According to Randi Weingarten, the president of the American Federation of Teachers, this note clarifies Roberts’ strong statement about the “odious” nature of preventing religious institutions from receiving public funds and limits the scope of the decision dramatically.
“This decision was about providing a generally available benefit to a church that was not going to be used for religious purposes and would not violate the establishment clause of the First Amendment,” Weingarten said, according to a report by Fox News. “That is consistent with the Blaine amendment, which was never intended to prevent religious organizations from receiving funding for uses that are open to all and do not promote religion or discriminate. Therefore, the Supreme Court’s Trinity decision cannot be read as opening the door for states to promote religion or expand vouchers.”

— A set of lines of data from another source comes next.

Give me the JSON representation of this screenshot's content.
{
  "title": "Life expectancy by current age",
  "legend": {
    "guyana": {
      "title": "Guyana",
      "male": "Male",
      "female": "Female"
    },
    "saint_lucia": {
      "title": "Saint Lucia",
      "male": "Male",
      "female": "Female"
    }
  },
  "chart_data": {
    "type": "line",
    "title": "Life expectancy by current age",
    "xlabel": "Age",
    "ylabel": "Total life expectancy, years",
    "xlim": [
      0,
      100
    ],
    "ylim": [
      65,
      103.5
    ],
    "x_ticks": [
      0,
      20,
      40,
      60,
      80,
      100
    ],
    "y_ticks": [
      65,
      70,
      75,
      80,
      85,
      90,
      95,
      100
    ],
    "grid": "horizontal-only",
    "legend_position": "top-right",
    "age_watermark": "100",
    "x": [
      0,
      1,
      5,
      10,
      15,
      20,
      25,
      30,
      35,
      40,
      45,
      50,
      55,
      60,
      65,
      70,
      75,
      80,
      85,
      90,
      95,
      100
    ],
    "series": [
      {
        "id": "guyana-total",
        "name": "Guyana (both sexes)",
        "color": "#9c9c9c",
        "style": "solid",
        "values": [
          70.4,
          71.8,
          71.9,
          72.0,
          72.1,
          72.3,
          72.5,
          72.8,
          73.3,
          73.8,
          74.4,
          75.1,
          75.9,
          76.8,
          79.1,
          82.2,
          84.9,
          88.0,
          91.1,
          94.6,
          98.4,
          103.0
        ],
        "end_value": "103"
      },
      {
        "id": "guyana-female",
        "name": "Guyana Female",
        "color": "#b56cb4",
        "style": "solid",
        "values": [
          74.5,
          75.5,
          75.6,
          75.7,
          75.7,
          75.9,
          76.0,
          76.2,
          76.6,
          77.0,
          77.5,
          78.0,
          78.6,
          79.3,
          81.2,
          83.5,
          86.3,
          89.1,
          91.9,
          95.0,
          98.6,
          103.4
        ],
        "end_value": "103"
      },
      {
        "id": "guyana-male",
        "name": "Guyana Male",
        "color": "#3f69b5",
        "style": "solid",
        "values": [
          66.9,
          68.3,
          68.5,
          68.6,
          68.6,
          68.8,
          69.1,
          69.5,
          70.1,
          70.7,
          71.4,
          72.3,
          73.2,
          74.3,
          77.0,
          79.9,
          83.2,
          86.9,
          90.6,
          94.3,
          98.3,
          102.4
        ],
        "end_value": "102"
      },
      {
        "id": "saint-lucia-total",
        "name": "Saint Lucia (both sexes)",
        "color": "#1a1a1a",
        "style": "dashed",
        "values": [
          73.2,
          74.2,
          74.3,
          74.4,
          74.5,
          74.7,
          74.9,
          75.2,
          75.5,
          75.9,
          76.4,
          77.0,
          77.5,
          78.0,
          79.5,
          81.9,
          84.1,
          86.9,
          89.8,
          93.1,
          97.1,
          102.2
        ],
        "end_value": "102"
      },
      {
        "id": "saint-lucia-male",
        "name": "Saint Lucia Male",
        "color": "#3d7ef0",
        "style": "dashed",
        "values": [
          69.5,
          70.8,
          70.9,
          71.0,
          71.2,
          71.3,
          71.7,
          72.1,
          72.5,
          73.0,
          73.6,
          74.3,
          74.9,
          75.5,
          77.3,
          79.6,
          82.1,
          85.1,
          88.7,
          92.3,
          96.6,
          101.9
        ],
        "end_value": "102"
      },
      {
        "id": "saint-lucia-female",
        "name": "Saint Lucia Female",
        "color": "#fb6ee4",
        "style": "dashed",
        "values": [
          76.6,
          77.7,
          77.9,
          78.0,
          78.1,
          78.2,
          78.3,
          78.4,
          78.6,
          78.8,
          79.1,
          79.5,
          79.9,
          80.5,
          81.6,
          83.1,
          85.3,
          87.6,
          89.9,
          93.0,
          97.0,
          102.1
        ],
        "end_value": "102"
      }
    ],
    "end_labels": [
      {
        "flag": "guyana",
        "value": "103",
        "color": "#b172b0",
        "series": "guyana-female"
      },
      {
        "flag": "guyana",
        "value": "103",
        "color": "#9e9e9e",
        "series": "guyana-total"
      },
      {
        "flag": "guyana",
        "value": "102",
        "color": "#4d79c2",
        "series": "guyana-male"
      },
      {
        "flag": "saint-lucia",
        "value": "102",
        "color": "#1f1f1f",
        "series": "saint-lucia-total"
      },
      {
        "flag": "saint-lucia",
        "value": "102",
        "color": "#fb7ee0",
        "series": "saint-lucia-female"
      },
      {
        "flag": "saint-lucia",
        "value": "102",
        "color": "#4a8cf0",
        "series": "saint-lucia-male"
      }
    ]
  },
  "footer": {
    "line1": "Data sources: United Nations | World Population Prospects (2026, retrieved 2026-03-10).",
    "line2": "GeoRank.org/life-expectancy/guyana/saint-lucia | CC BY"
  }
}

However, contrary to Weingarten’s assertion, the Supreme Court appears to be taking its own ruling much more broadly than teachers’ unions would like. Since handing down its decision in the Trinity case, the U.S. Supreme Court has declared the Colorado Supreme Court should reconsider a decision it handed down in 2015 that determined a school voucher program was unconstitutional because it allowed taxpayers to use the funds at religious schools. If Weingarten is correct and the Trinity decision was meant to be applied narrowly, this decision by the Supreme Court makes little sense.
So far, it is unclear whether the Court will broadly apply the Trinity decision, but if it does, as its early actions suggest, it could fundamentally change U.S. education, allowing all states to implement school-choice programs that could eventually replace the current, failing public-school model.